In the biggest forced occupation in Europe since the Second World War, Russia is to formally annex four more regions of Ukraine. The latest move comes after the Russians held referendums in the occupied territories over the last week in which the populations allegedly voted overwhelmingly to become part of Russia.
If Russia goes ahead, the occupation will be the largest forcible annexation in Europe since the Second World War, taking over 15 per cent of Ukraine’s land mass – 90,000 square km – into Russia, as well as four million people.
The so-called referendums – condemned by Ukraine and its allies as a sham – are claimed to have secured almost complete support for Russia’s annexation of Luhansk, Donetsk, Zaporizhzhia and Kherson in the east and south of Ukraine.
Accounts have been reported of election officials going door-to-door to collect ballots accompanied by armed Russian soldiers, and even of people being forced to mark their ballots at gunpoint.
The annexation comes as Russian president, Vladimir Putin, faces trouble at home, as mass protests take place against the president’s partial mobilisation order.
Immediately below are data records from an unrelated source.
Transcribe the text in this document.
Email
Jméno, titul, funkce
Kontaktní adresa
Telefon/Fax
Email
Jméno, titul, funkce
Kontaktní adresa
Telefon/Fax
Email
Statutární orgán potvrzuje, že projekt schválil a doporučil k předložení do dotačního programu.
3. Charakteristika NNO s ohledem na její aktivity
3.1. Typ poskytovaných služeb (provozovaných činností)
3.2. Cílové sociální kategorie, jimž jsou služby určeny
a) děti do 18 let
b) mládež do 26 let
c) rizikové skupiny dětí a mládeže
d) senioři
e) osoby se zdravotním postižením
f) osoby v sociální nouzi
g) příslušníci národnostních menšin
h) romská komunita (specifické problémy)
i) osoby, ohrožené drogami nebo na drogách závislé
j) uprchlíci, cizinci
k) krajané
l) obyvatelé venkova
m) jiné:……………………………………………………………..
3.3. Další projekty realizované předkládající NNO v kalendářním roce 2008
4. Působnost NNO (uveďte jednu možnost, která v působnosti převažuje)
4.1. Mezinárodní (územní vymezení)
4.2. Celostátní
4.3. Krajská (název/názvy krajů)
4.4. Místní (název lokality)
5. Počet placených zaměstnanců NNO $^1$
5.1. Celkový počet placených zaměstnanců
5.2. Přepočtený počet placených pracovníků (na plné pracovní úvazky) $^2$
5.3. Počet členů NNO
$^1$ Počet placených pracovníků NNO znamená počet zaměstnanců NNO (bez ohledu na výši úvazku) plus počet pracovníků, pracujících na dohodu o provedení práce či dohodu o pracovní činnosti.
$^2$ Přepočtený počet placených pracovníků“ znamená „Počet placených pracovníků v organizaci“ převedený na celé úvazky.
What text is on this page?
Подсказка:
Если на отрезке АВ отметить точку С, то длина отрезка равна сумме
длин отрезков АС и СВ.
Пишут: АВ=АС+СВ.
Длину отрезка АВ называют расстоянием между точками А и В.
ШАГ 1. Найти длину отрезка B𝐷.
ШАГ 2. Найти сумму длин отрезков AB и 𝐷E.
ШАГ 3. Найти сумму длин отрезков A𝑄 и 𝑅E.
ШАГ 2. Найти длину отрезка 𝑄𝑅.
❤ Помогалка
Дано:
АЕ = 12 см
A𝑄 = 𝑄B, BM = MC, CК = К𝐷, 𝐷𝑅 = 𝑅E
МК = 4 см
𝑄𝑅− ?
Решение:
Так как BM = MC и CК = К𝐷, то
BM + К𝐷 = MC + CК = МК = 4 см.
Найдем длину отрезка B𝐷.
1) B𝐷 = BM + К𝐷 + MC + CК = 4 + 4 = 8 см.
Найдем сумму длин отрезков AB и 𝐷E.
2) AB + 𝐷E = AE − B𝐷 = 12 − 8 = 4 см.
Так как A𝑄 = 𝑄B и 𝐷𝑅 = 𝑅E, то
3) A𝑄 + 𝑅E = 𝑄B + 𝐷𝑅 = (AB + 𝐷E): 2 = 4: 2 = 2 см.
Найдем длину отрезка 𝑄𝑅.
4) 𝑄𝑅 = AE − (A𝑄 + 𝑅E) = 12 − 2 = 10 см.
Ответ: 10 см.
More than 170,000 have reportedly fled Russia to avoid conscription, with Finland announcing today that it will be closing its borders to Russian tourists at midnight local time.
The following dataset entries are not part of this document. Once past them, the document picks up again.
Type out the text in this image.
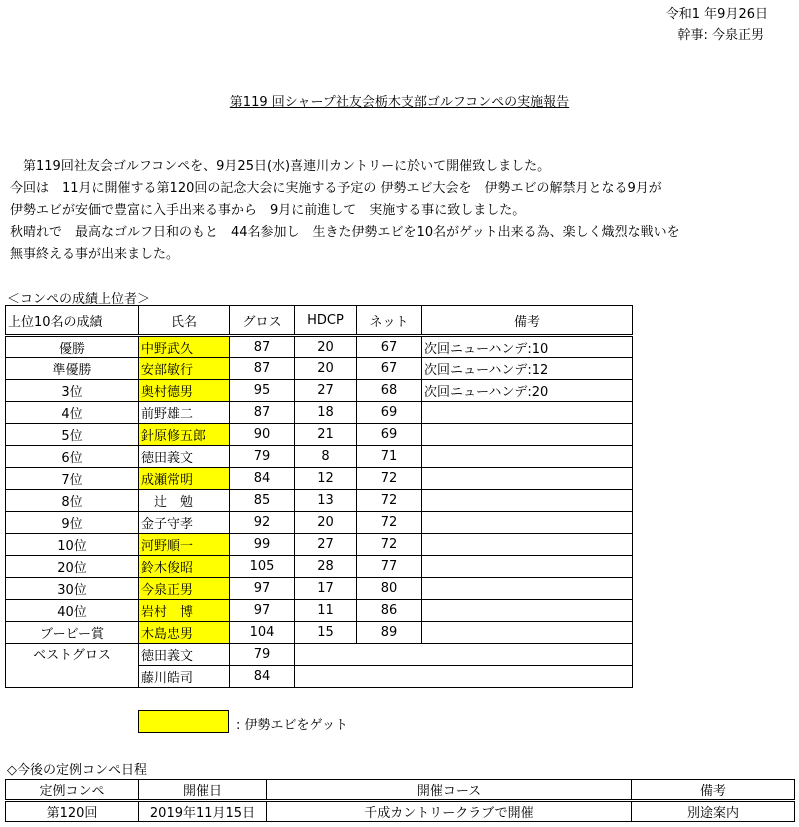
令和1 年9月26日
幹事: 今泉正男
第119 回シャープ社友会栃木支部ゴルフコンペの実施報告
　第119回社友会ゴルフコンペを、9月25日(水)喜連川カントリーに於いて開催致しました。
今回は　11月に開催する第120回の記念大会に実施する予定の 伊勢エビ大会を　伊勢エビの解禁月となる9月が
伊勢エビが安価で豊富に入手出来る事から　9月に前進して　実施する事に致しました。
秋晴れで　最高なゴルフ日和のもと　44名参加し　生きた伊勢エビを10名がゲット出来る為、楽しく熾烈な戦いを
無事終える事が出来ました。
＜コンペの成績上位者＞
上位10名の成績	氏名	グロス	HDCP	ネット	備考
優勝	中野武久	87	20	67	次回ニューハンデ:10
準優勝	安部敏行	87	20	67	次回ニューハンデ:12
3位	奥村德男	95	27	68	次回ニューハンデ:20
4位	前野雄二	87	18	69	
5位	針原修五郎	90	21	69	
6位	徳田義文	79	8	71	
7位	成瀬常明	84	12	72	
8位	　辻　勉	85	13	72	
9位	金子守孝	92	20	72	
10位	河野順一	99	27	72	
20位	鈴木俊昭	105	28	77	
30位	今泉正男	97	17	80	
40位	岩村　博	97	11	86	
ブービー賞	木島忠男	104	15	89	
ベストグロス	徳田義文	79			
	藤川皓司	84			
: 伊勢エビをゲット
◇今後の定例コンペ日程
定例コンペ	開催日	開催コース	備考
第120回	2019年11月15日	千成カントリークラブで開催	別途案内
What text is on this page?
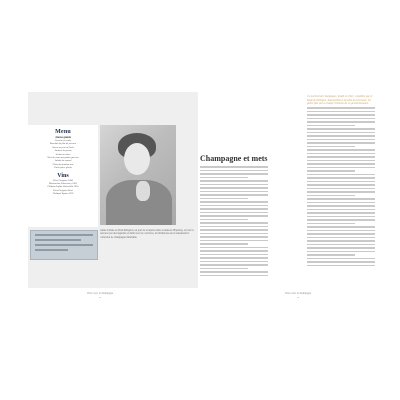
Menu
Amuse-gueule
Gravlax et coulis
Bouchée de filet de poisson
Sauce au porc et Perle
Jambon de parme
Sorbet au rhum
Noix de veau aux petites gousses
Salade de canard
Chocolat fondant aux
Petits fours glacés
Vins
Dom Pérignon 1964
Montrachet Laboratory 1961
Château Lafitte Rothschild 1955
Dom Pérignon Rosé
Château Yquem 1929
Annie Liliane au Dom Pérignon, un jour de réception dans sa maison d'Epernay, où l'on la retrouve par des légendes et mêlé avec les convives, les bûcherons en reconnaissant la collection de champagne millésime.
Vivre avec la champagne
⌄
Ce portrait de champagne, fondé en 1921, complète par le Majesti d'Empire. Aujourd'hui à la table de Lévesque. La petite fille qui a changé l'histoire de ce grand domaine.
Champagne et mets
Vivre avec le champagne
⌄
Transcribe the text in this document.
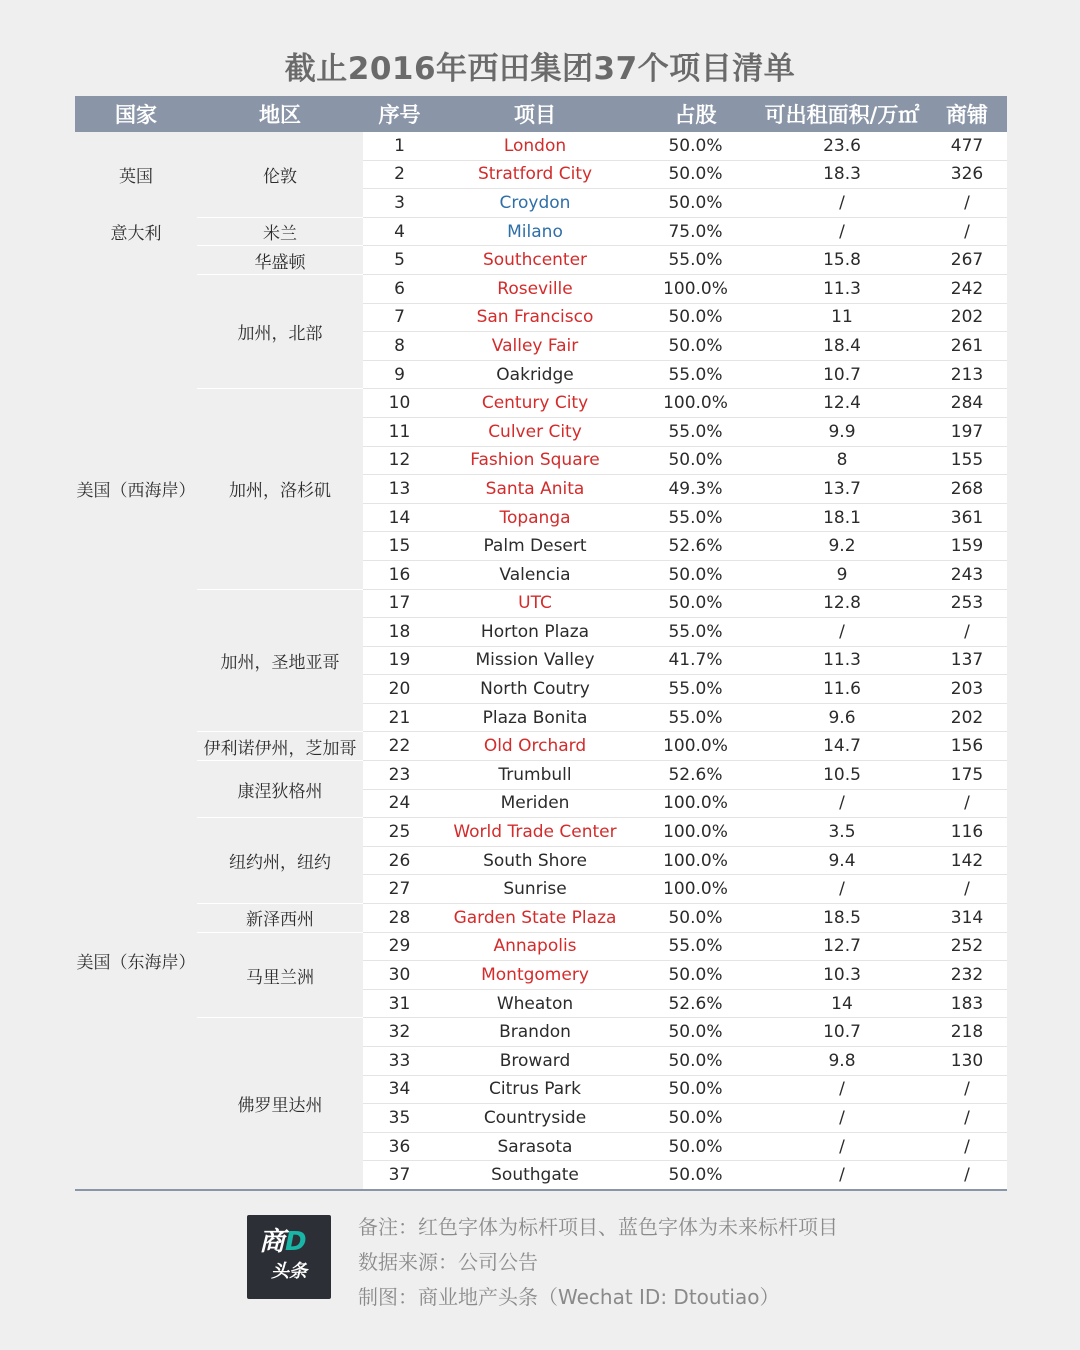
截止2016年西田集团37个项目清单
国家	地区	序号	项目	占股	可出租面积/万㎡	商铺
英国	伦敦	1	London	50.0%	23.6	477
		2	Stratford City	50.0%	18.3	326
		3	Croydon	50.0%	/	/
意大利	米兰	4	Milano	75.0%	/	/
美国（西海岸）	华盛顿	5	Southcenter	55.0%	15.8	267
	加州，北部	6	Roseville	100.0%	11.3	242
		7	San Francisco	50.0%	11	202
		8	Valley Fair	50.0%	18.4	261
		9	Oakridge	55.0%	10.7	213
	加州，洛杉矶	10	Century City	100.0%	12.4	284
		11	Culver City	55.0%	9.9	197
		12	Fashion Square	50.0%	8	155
		13	Santa Anita	49.3%	13.7	268
		14	Topanga	55.0%	18.1	361
		15	Palm Desert	52.6%	9.2	159
		16	Valencia	50.0%	9	243
	加州，圣地亚哥	17	UTC	50.0%	12.8	253
		18	Horton Plaza	55.0%	/	/
		19	Mission Valley	41.7%	11.3	137
		20	North Coutry	55.0%	11.6	203
		21	Plaza Bonita	55.0%	9.6	202
美国（东海岸）	伊利诺伊州，芝加哥	22	Old Orchard	100.0%	14.7	156
	康涅狄格州	23	Trumbull	52.6%	10.5	175
		24	Meriden	100.0%	/	/
	纽约州，纽约	25	World Trade Center	100.0%	3.5	116
		26	South Shore	100.0%	9.4	142
		27	Sunrise	100.0%	/	/
	新泽西州	28	Garden State Plaza	50.0%	18.5	314
	马里兰洲	29	Annapolis	55.0%	12.7	252
		30	Montgomery	50.0%	10.3	232
		31	Wheaton	52.6%	14	183
	佛罗里达州	32	Brandon	50.0%	10.7	218
		33	Broward	50.0%	9.8	130
		34	Citrus Park	50.0%	/	/
		35	Countryside	50.0%	/	/
		36	Sarasota	50.0%	/	/
		37	Southgate	50.0%	/	/
商D
头条
备注：红色字体为标杆项目、蓝色字体为未来标杆项目
数据来源：公司公告
制图：商业地产头条（Wechat ID: Dtoutiao）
While Putin will hold a signing ceremony in Moscow’s Red Square, where a stage and billboards have already been set up, much like he did in 2014 when Russian forces annexed Crimea.
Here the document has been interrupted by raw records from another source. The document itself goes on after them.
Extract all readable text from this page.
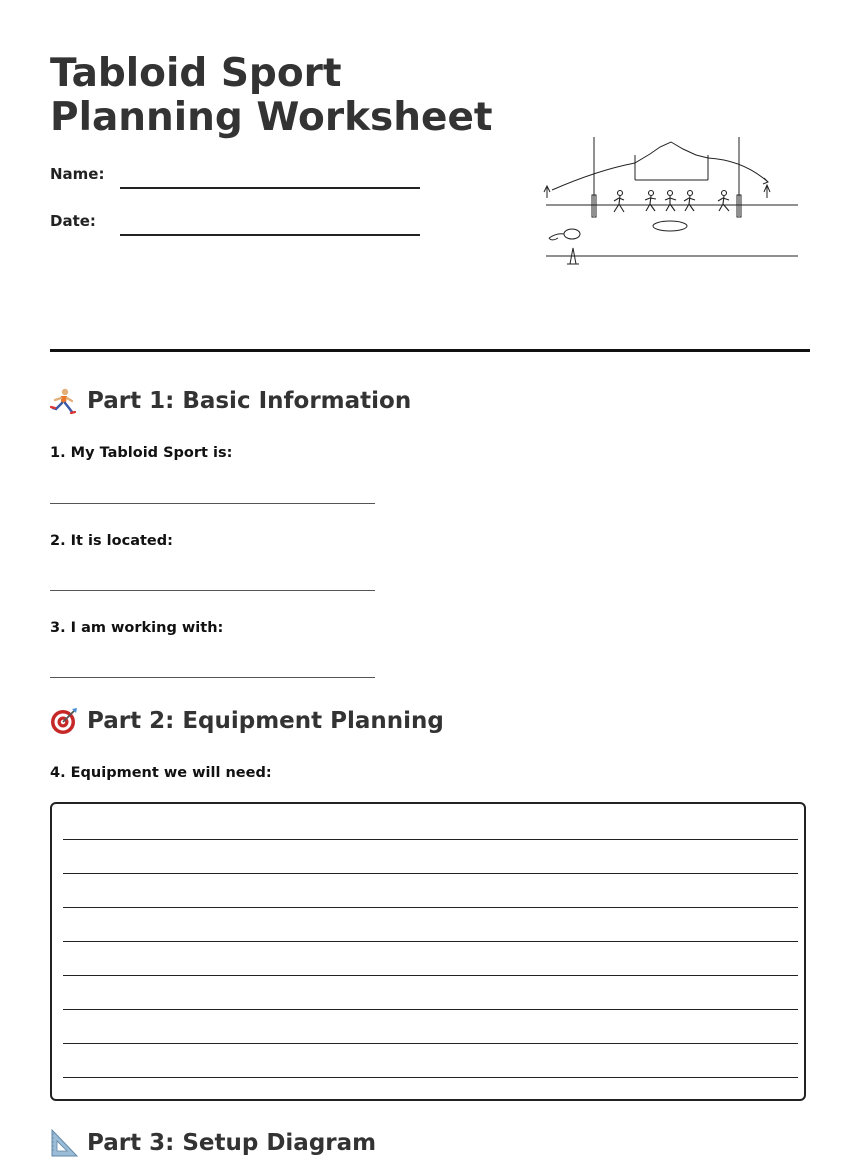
Tabloid Sport Planning Worksheet
Name:
Date:
Part 1: Basic Information
1. My Tabloid Sport is:
2. It is located:
3. I am working with:
Part 2: Equipment Planning
4. Equipment we will need:
Part 3: Setup Diagram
Unlike in Crimea, Russia does not have full control of any of the four regions it is annexing, including the capital of Zaporizhzhia, which remains firmly in Ukrainian hands.
The West has not reacted kindly to this. The US plans to impose further sanctions, while the EU is mulling over whether or not to follow suit. Hungary has said that it will not support further sanctions if they include energy sanctions, stating “Hungary cannot support energy sanctions.